Negam moldes, padrões e formas feitas de expectativas prévias, também, Talula Rita Montiel Severo Trindade e Sandra Regina Simonis Richter. Em "Corpos leitores: infância e escola", fazendo-se acompanhar por Dom Quixote, atentam em tudo que não se deixa enquadrar. Aguçam nossos ouvidos ao potencial da leitura literária como experiência afetiva nas infâncias. Fabulam sentidos outros para a leitura na escola ao fazer atravessar infância, filosofia, arte e educação, destacando a estesia que impregna as experiências de leitura literária. Experiências que vinculam texto e leitor, corpo e alma, silêncio e escuta, afetando sentidos, ressoando nos corpos e provocando o pensamento.

Provocação que Luciana Helena Monsores e Ligia Maria Leão de Aquino fazem ressoar, ao estender nossas orelhas à educação das crianças da classe operária em um contexto conservador, marcado pela instituição e defesa de projetos como o Escola sem Partido. Em "Concepções de infância e a educação das crianças da classe trabalhadora: uma crítica benjaminiana ao projeto Escola sem Partido", a partir de Walter Benjamin, entre outros autores, questionam-se as concepções de infância, história, experiência e política que atravessam esse debate no Brasil. Faz-se atentar na influência que propostas e projetos educativos de tal cunho ideológico e conservador apresentam à educação das infâncias da classe trabalhadora.

"Só se educa para mantermos a infância viva", nos dizem Renato Nogueira e Marcos Barreto no texto "Infancialização, ubuntu e teko porã: elementos gerais para educação e ética afroperspectivistas". Promover infancialização, na aposta da incorporação de uma ética afroperspectivista na escola, na afirmação de um caráter disruptivo que a infância como conceito filosófico nos apresenta, nesse sentido querem nos fazer inclinar os autores. Convidam-nos a uma convivência coletiva, a um diálogo que pretende nos colocar na presença da filosofia africana Ubuntu e indígena Teko Porã, à escuta de infâncias poucos conhecidas, no percorrer de caminhos inventados.

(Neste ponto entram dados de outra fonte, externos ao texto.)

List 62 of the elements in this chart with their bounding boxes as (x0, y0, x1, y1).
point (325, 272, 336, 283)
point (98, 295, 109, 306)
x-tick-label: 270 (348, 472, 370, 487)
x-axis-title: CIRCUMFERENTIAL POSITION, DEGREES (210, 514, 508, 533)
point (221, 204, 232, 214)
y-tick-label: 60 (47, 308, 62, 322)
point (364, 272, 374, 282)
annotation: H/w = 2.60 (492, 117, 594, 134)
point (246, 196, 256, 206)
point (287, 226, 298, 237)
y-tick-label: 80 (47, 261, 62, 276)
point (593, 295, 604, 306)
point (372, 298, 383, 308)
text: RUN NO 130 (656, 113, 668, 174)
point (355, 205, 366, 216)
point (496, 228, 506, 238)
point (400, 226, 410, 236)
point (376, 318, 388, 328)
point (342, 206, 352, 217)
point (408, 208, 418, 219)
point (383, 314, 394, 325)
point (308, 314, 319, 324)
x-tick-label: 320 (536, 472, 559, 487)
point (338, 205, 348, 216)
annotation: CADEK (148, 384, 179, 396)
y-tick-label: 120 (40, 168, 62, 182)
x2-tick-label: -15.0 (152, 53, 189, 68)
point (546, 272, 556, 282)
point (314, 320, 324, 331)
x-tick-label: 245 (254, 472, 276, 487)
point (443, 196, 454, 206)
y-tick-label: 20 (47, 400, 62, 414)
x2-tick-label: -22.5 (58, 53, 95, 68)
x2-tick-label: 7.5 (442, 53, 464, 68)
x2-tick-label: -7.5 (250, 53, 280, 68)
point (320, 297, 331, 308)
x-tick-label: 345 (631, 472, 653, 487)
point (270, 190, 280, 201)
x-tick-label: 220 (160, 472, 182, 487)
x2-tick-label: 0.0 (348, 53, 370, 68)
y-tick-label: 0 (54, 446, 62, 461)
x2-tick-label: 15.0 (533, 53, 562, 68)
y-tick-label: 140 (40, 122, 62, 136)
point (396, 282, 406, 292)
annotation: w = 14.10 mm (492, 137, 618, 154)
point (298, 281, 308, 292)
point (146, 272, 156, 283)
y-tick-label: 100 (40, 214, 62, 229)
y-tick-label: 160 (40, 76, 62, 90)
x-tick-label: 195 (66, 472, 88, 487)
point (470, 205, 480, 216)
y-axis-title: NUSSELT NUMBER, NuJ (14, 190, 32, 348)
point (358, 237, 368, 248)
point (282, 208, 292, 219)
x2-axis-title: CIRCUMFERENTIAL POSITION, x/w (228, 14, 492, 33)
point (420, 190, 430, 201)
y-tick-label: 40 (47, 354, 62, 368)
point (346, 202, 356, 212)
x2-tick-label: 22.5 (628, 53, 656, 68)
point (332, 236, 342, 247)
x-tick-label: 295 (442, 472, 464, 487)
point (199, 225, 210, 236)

Por outras trilhas nos levam Caroline Trapp de Queiroz em seu artigo "A aprendizagem do 'estar morto' como estratégia metodológica na pesquisa com crianças" e Aída Fuentes Medina em "Autobiografía: infancia, memoria y olvido desde una perspectiva filosófica". Surpreendem na literatura caminhos possíveis para escutar as ressonâncias da infância. A primeira encontra em um conto de Ítalo Calvino indícios de um caminho metodológico que, como pesquisadora, lhe permite um encontro dialógico com crianças que se encontram em situação de mudar de residência. A segunda acha em textos autobiográficos um caminho de acesso à escuta de uma infância que ficou na memória, da qual pouco sabemos e na qual tanto a lembrança quanto a ficção se misturam.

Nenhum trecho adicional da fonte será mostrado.